In the immediate years after Independence young scientists found their calling in building scientific research institutions for the country, encouraging scientific temperament among people and taking technology towards people. As Yash Pal explains, it was not easy because these scientists had to almost start from a scratch. At the time of Independence, India did not even produce a radio and everything from wiring onwards had to be developed within the country. It was thus no small an achievement that the country could develop scientific capacities to put some of the best satellites in space. Professor Yash Pal, as a science administrator in the 1970s deployed space technology to ensure the Satellite Instructional Television Experiment (SITE), wherein satellite broadcasting and educational television became a reality in India setting examples for the world. The indigenous ways it was developed is highlighted by him when he explains that, large satellite dishes were carried on bicycles to the villages to set them up for telecast.
As satellite programming for village children began, he emphasized the everyday presence of science, and began the journey of taking science to the people. The iconic status of the science popularizer however got established with the television programme, Turning Point, in the 1990s. For many growing up at this time, he became their virtual science educator. Science for Professor Yash Pal was not about super-specialisation to such an extent that the scientist becomes a pawn of destruction, but as a means for people to expand and discover their human potential.

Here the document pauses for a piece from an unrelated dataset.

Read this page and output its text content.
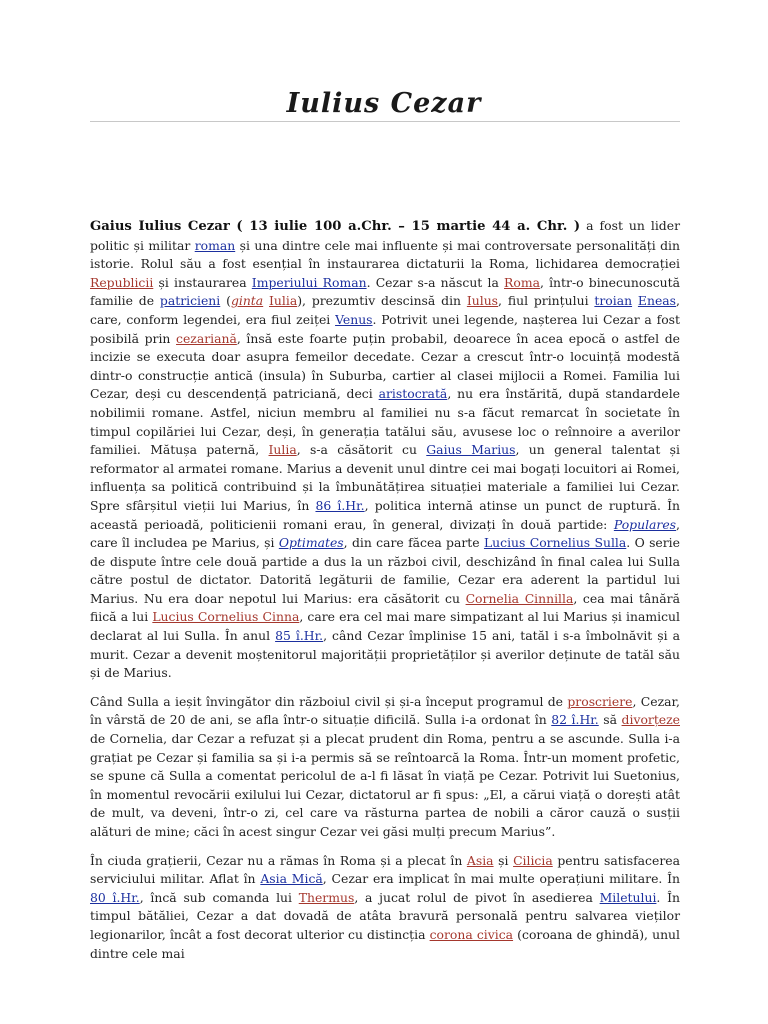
Iulius Cezar

Gaius Iulius Cezar ( 13 iulie 100 a.Chr. – 15 martie 44 a. Chr. ) a fost un lider politic și militar roman și una dintre cele mai influente și mai controversate personalități din istorie. Rolul său a fost esențial în instaurarea dictaturii la Roma, lichidarea democrației Republicii și instaurarea Imperiului Roman. Cezar s-a născut la Roma, într-o binecunoscută familie de patricieni (ginta Iulia), prezumtiv descinsă din Iulus, fiul prințului troian Eneas, care, conform legendei, era fiul zeiței Venus. Potrivit unei legende, nașterea lui Cezar a fost posibilă prin cezariană, însă este foarte puțin probabil, deoarece în acea epocă o astfel de incizie se executa doar asupra femeilor decedate. Cezar a crescut într-o locuință modestă dintr-o construcție antică (insula) în Suburba, cartier al clasei mijlocii a Romei. Familia lui Cezar, deși cu descendență patriciană, deci aristocrată, nu era înstărită, după standardele nobilimii romane. Astfel, niciun membru al familiei nu s-a făcut remarcat în societate în timpul copilăriei lui Cezar, deși, în generația tatălui său, avusese loc o reînnoire a averilor familiei. Mătușa paternă, Iulia, s-a căsătorit cu Gaius Marius, un general talentat și reformator al armatei romane. Marius a devenit unul dintre cei mai bogați locuitori ai Romei, influența sa politică contribuind și la îmbunătățirea situației materiale a familiei lui Cezar. Spre sfârșitul vieții lui Marius, în 86 î.Hr., politica internă atinse un punct de ruptură. În această perioadă, politicienii romani erau, în general, divizați în două partide: Populares, care îl includea pe Marius, și Optimates, din care făcea parte Lucius Cornelius Sulla. O serie de dispute între cele două partide a dus la un război civil, deschizând în final calea lui Sulla către postul de dictator. Datorită legăturii de familie, Cezar era aderent la partidul lui Marius. Nu era doar nepotul lui Marius: era căsătorit cu Cornelia Cinnilla, cea mai tânără fiică a lui Lucius Cornelius Cinna, care era cel mai mare simpatizant al lui Marius și inamicul declarat al lui Sulla. În anul 85 î.Hr., când Cezar împlinise 15 ani, tatăl i s-a îmbolnăvit și a murit. Cezar a devenit moștenitorul majorității proprietăților și averilor deținute de tatăl său și de Marius.

Când Sulla a ieșit învingător din războiul civil și și-a început programul de proscriere, Cezar, în vârstă de 20 de ani, se afla într-o situație dificilă. Sulla i-a ordonat în 82 î.Hr. să divorțeze de Cornelia, dar Cezar a refuzat și a plecat prudent din Roma, pentru a se ascunde. Sulla i-a grațiat pe Cezar și familia sa și i-a permis să se reîntoarcă la Roma. Într-un moment profetic, se spune că Sulla a comentat pericolul de a-l fi lăsat în viață pe Cezar. Potrivit lui Suetonius, în momentul revocării exilului lui Cezar, dictatorul ar fi spus: „El, a cărui viață o dorești atât de mult, va deveni, într-o zi, cel care va răsturna partea de nobili a căror cauză o susții alături de mine; căci în acest singur Cezar vei găsi mulți precum Marius”.

În ciuda grațierii, Cezar nu a rămas în Roma și a plecat în Asia și Cilicia pentru satisfacerea serviciului militar. Aflat în Asia Mică, Cezar era implicat în mai multe operațiuni militare. În 80 î.Hr., încă sub comanda lui Thermus, a jucat rolul de pivot în asedierea Miletului. În timpul bătăliei, Cezar a dat dovadă de atâta bravură personală pentru salvarea vieților legionarilor, încât a fost decorat ulterior cu distincția corona civica (coroana de ghindă), unul dintre cele mai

Responding to the needs of the people governed many of his ideas also as an educationist. Pedagogically many of these were radical, be it the suggestion of students and teachers going to people to develop relevant syllabus or reducing the textbook load in a child’s learning. Creating joyful experiences of learning and encouraging children towards collaborative rather than competitive work redefined to him what quality could be in school education. The school curricular processes gained from the suggestions of the committees he chaired. In the area of higher education, he favoured the general university and took on private universities which were rampant and functioning without regulation as a petitioner against the Chattisagarh Private University Act of 2002. If Professor Yash Pal was celebrated for his work in science research and popularisation, its humanistic possibilities, and his challenge to the corruption of education by private bodies, there have also been friendly dissents. While welcoming his idea of the university, the recommendations of a committee headed by him on regulation of higher education only through an overarching regulatory body in 2009 were considered as inadequate also by friends who were concerned about the blurring of private-public distinctions in the neoliberal era.
Professor Yash Pal passed away on 24th July 2017, when the political regime in the country is undermining scientific temperament, educational institutions and progressive curricular traditions that he helped shape. However he leaves behind a rich legacy of institutions, thoughts and ideas for young scientists and educationists to explore the current challenges.